Addio Giorgio Stracquadanio
Ieri sera è scomparso Giorgio Stracquadanio. E’ una grande perdita per tutti noi e, in qualche modo, l’omaggio che tanti gli hanno reso sui social network ne è testimonianza. Lo è anche nel carattere polarizzante dei ricordi. Giorgio non era uno che “lo odi o lo ami”: si divertiva a farsi detestare, ma chi lo conosceva non poteva non amarlo.
Molti ne ricordano le battute urticanti, le provocazioni le più impossibili. Per questo, anche in punto di morte, è riuscito a scucire espressioni d’odio da parte di tanti. Sono sicuro che, dove sta adesso, compulsa Twitter e si fa delle risate grasse. Eppure, Giorgio era molto di più delle sue battute. Era come una cipolla: lo strato più esterno era quello dell’istrione televisivo, ma sotto c’era un uomo acuto, intelligente e profondo.

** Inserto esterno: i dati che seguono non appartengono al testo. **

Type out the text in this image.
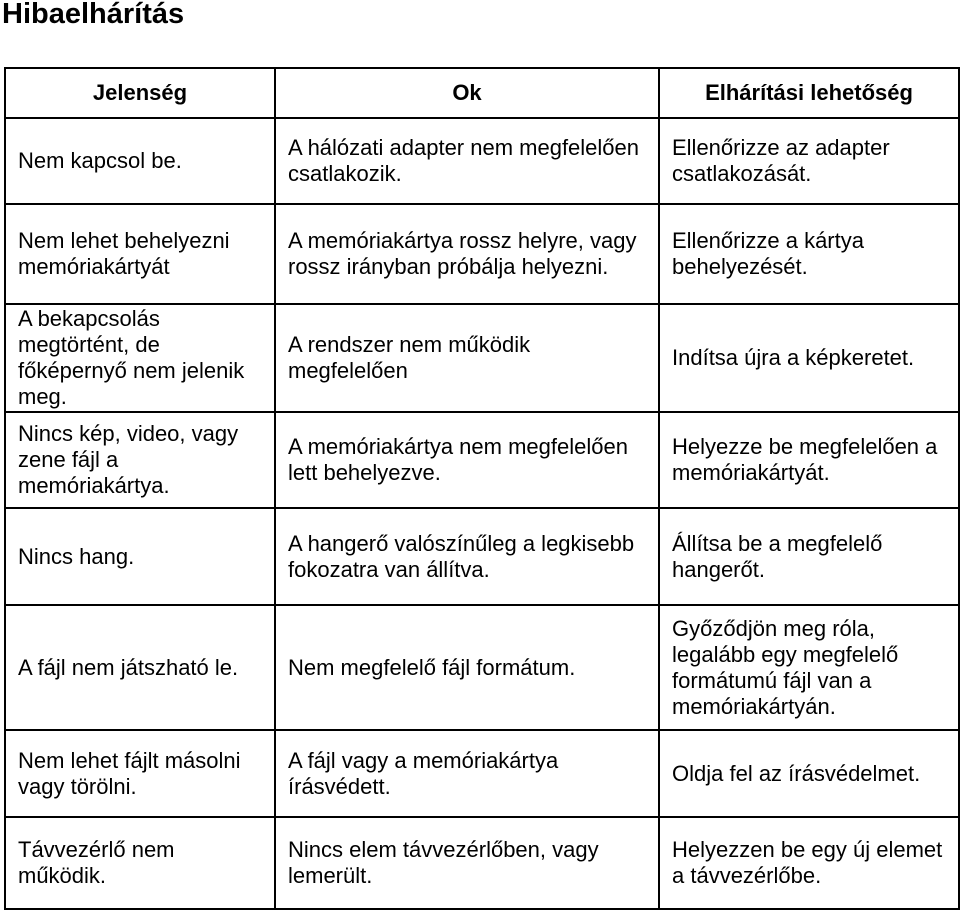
Hibaelhárítás
Jelenség	Ok	Elhárítási lehetőség
Nem kapcsol be.	A hálózati adapter nem megfelelően csatlakozik.	Ellenőrizze az adapter csatlakozását.
Nem lehet behelyezni memóriakártyát	A memóriakártya rossz helyre, vagy rossz irányban próbálja helyezni.	Ellenőrizze a kártya behelyezését.
A bekapcsolás megtörtént, de főképernyő nem jelenik meg.	A rendszer nem működik megfelelően	Indítsa újra a képkeretet.
Nincs kép, video, vagy zene fájl a memóriakártya.	A memóriakártya nem megfelelően lett behelyezve.	Helyezze be megfelelően a memóriakártyát.
Nincs hang.	A hangerő valószínűleg a legkisebb fokozatra van állítva.	Állítsa be a megfelelő hangerőt.
A fájl nem játszható le.	Nem megfelelő fájl formátum.	Győződjön meg róla, legalább egy megfelelő formátumú fájl van a memóriakártyán.
Nem lehet fájlt másolni vagy törölni.	A fájl vagy a memóriakártya írásvédett.	Oldja fel az írásvédelmet.
Távvezérlő nem működik.	Nincs elem távvezérlőben, vagy lemerült.	Helyezzen be egy új elemet a távvezérlőbe.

Politicamente, nasce radicale ma diventa berlusconiano ed è nel solco del berlusconismo che compie la maggior parte della sua carriera. Non è berlusconiano per idolatria o per illusione, ma per entusiasmo: crede che B possa portare all’Italia quel vento di novità di cui c’è bisogno. Da liberale, crede nella divisione dei poteri e con la stessa intensità crede nel rispetto della privacy, come ricorda Alberto Mingardi. Non è cieco di fronte alle degenerazioni del berlusconismo e agli errori della politica economica di B. Di questo gli rendono atto amici e avversari: lo testimonia, qui, Gad Lerner.
Così, sceglie di recitare la parte del “pasdaran”, un po’ per divertimento, un po’ per convinzione, un po’ per provocazione. Parte che però gli va sempre più stretta. E qui sta un’altra sua caratteristica: sebbene in pubblico abbia giocato al berlusconiano inossidabile, in privato ha tentato in ogni modo di contrastare le degenerazioni peggiori. Un impegno venuto alla luce nei mesi difficili dell’estate 2011, quando – contro ogni apparenza – fu in realtà uno dei tessitori che cercarono di spingere B a dare attuazione alle indicazioni della Bce. Non riuscendoci, sostenne lealmente – e, anche qui, criticamente – il governo Monti. Ma si ritenne pienamente libero di esprimere tutte le sue perplessità verso il Cav. solo dopo aver dismesso la casacca parlamentare.
Giorgio aveva molti difetti, ma non gli mancavano né la correttezza, né il senso della complessità delle cose. Ultimamente stava lavorando a un nuovo progetto editoriale, con la speranza di aiutare e promuovere la nascita di un centrodestra rinnovato, post-berlusconiano e post-seconda repubblica e finalmente “reaganiano”. La malattia che se l’è portato via è arrivata improvvisamente, a ottobre, come un ladro nella notte. Ora che non c’è più vorrei poterlo chiamare, litigare di nuovo con lui, guardarlo in quegli occhi così vispi e profondi, incontrarlo ancora all’Istituto Bruno Leoni, di cui è stato amico e sostenitore e frequentatore abituale. Se n’è andato Giorgio, e mancherà alla politica italiana il suo gusto del paradosso e la sua voglia di provocare, ma anche la sua lucidità e concretezza. Nell’aria, di lui, resteranno il profumo di sigaro e la risata allegra.
Una gaffe ricordare per il profumo di sigaro uno morto per un timore ai polmoni.
Un deputato come Straquadanio non potrebbe mai sedere tra i banchi del partito conservatore inglese o tra i repubblicani americani. Un vero liberale non si sarebbe mai comportato come lui. Da un deputato liberale pretenderei uno standard molto più alto. Credo che la parola “onorevole” non gli competa.
perchè gaf ?, fuma e bevi, consuma la vita, saluti.